Jeff Gewirtz

Brooklyn Nets
- Position: CLO/EVP
- League: NBA

Personal information
- Born: Baldwin Harbor, New York

Career information
- College: Tufts University / Brooklyn Law School

= Jeff Gewirtz =

National Basketball Association executive

Jeff Gewirtz is an American basketball executive. He holds the position of Executive Vice President for Business Affairs and serves as the Chief Legal Officer at BSE Global (BSE), a role he previously held from 2010 through 2020. In 2021, he assumed the role of BSE's Chief Operating Officer, overseeing the reopening of Barclays Center in response to the challenges posed by the COVID-19 pandemic. In this capacity, he implemented health and safety protocols and exercised general oversight over arena operations.
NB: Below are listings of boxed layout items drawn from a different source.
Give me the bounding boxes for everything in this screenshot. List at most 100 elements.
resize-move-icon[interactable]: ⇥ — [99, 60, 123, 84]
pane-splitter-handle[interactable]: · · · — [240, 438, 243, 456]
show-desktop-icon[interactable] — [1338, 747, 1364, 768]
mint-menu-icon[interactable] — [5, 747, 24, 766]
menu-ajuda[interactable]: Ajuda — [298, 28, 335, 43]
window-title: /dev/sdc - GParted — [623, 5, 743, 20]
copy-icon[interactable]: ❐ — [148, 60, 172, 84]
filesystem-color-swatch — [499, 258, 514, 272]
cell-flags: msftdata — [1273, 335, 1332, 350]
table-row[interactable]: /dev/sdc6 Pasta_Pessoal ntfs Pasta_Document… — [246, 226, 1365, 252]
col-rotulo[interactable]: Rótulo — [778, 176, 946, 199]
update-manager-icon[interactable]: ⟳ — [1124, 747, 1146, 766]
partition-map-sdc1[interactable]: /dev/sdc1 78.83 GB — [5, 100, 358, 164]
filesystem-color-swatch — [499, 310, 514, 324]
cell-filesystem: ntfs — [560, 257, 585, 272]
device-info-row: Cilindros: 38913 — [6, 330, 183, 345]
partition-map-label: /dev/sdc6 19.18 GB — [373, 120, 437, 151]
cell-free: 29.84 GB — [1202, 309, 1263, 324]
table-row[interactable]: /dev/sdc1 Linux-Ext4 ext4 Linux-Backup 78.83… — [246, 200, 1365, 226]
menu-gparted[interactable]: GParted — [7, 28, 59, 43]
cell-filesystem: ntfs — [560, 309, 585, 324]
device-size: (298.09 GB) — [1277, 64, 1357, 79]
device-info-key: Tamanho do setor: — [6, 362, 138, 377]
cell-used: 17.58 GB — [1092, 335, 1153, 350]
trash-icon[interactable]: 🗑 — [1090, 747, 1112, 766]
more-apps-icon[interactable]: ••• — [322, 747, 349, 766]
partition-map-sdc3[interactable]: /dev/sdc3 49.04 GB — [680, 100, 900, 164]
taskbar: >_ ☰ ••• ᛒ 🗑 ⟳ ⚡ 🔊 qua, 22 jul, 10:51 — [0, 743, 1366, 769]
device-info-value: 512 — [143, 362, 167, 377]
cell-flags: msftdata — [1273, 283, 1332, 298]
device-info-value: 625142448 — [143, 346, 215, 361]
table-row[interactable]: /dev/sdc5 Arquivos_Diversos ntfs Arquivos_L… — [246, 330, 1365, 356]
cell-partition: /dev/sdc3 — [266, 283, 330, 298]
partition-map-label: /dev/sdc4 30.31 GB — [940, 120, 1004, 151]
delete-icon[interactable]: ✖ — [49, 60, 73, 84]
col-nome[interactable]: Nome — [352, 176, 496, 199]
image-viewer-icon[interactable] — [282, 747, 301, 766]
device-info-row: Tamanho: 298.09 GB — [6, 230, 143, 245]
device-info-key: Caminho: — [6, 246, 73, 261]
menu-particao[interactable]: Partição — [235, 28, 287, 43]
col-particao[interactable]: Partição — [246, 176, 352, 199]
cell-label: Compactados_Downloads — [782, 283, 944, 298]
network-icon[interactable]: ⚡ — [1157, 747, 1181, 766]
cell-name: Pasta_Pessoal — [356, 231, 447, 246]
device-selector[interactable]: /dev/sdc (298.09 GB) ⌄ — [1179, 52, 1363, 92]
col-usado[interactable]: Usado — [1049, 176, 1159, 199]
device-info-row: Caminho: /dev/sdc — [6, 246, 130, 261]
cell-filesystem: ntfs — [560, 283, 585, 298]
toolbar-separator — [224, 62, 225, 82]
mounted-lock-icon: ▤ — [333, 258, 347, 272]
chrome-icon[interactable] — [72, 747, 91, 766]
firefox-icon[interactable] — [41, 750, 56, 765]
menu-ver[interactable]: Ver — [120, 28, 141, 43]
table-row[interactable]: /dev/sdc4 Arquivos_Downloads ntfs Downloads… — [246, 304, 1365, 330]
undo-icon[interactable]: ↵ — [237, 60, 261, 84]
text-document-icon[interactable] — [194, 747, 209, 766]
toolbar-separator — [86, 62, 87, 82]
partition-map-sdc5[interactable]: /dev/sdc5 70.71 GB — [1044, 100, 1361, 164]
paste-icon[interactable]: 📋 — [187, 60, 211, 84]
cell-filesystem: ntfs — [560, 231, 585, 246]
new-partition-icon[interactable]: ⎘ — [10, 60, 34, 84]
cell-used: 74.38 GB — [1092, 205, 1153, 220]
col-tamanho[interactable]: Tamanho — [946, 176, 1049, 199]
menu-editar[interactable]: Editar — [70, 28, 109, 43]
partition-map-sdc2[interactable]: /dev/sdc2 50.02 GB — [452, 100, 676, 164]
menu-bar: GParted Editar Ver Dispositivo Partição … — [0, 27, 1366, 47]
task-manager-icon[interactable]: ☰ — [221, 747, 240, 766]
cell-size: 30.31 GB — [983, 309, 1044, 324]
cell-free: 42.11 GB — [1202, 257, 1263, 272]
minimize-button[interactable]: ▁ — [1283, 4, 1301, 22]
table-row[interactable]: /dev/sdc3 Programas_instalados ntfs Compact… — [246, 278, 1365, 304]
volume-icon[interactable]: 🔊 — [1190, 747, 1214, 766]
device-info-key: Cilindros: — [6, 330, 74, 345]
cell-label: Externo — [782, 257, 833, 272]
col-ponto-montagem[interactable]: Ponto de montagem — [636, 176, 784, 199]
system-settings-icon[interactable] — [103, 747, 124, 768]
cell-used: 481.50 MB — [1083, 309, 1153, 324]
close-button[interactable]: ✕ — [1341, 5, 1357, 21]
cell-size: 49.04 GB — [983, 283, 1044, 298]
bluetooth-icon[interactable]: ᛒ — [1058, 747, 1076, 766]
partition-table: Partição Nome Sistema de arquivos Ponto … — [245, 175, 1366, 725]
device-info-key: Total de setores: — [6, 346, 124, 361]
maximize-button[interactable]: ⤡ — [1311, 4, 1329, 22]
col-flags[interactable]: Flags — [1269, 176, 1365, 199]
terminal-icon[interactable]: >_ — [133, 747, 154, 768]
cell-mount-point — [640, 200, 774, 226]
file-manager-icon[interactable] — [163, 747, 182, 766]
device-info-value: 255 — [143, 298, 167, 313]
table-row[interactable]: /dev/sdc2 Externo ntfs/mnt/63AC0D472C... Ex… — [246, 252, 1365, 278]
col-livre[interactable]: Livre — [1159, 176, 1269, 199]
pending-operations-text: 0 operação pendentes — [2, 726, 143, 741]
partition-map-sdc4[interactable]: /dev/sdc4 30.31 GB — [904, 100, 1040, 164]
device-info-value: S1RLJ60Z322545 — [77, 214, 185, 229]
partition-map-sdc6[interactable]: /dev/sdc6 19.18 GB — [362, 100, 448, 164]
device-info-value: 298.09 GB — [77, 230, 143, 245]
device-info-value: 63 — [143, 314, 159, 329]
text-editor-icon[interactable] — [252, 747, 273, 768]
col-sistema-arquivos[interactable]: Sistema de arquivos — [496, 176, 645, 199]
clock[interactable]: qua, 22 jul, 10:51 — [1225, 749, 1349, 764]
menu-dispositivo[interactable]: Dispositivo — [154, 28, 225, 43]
Gewirtz initially joined BSE in May 2007, taking on the role of Senior Vice President and General Counsel.

==Early life==
Gewirtz, originally from Baldwin Harbor, New York, is an alum of Tufts University. During his time at Tufts, he was a four-year member and Captain of the Tufts Varsity Tennis Team in his senior year, and he also contributed to its New England Championship team. Gewirtz also earned his Juris Doctor degree from Brooklyn Law School.

==Career==
Gewirtz played a pivotal role in negotiating BSE's major commercial endeavors in recent years. These include significant initiatives such as the 2012 relocation of the New Jersey Nets to Brooklyn, the development of the $1 billion Barclays Center, the 2015 relocation of the New York Islanders to Barclays Center, and overseeing all legal affairs for the Islanders’ business operations until 2019. Additionally, he was involved in key transactions, including the ownership transfers of the Nets and Barclays Center in 2010, 2016, 2018, and 2019. Other notable contributions include the formation of the media rights alliance between the Brooklyn Nets and the YES Network, the lease acquisition and redevelopment of Nassau Veterans Memorial Coliseum, the establishment of the state-of-the-art practice facility for the Brooklyn Nets, the HSS Training Center, and the acquisition of the Webster Hall business.

==Personal life==
Currently residing in Fayetteville, New York, he shares his home with his wife, Brooke Raphael. Gewirtz joined the Board of Directors of Access Justice Brooklyn in 2017.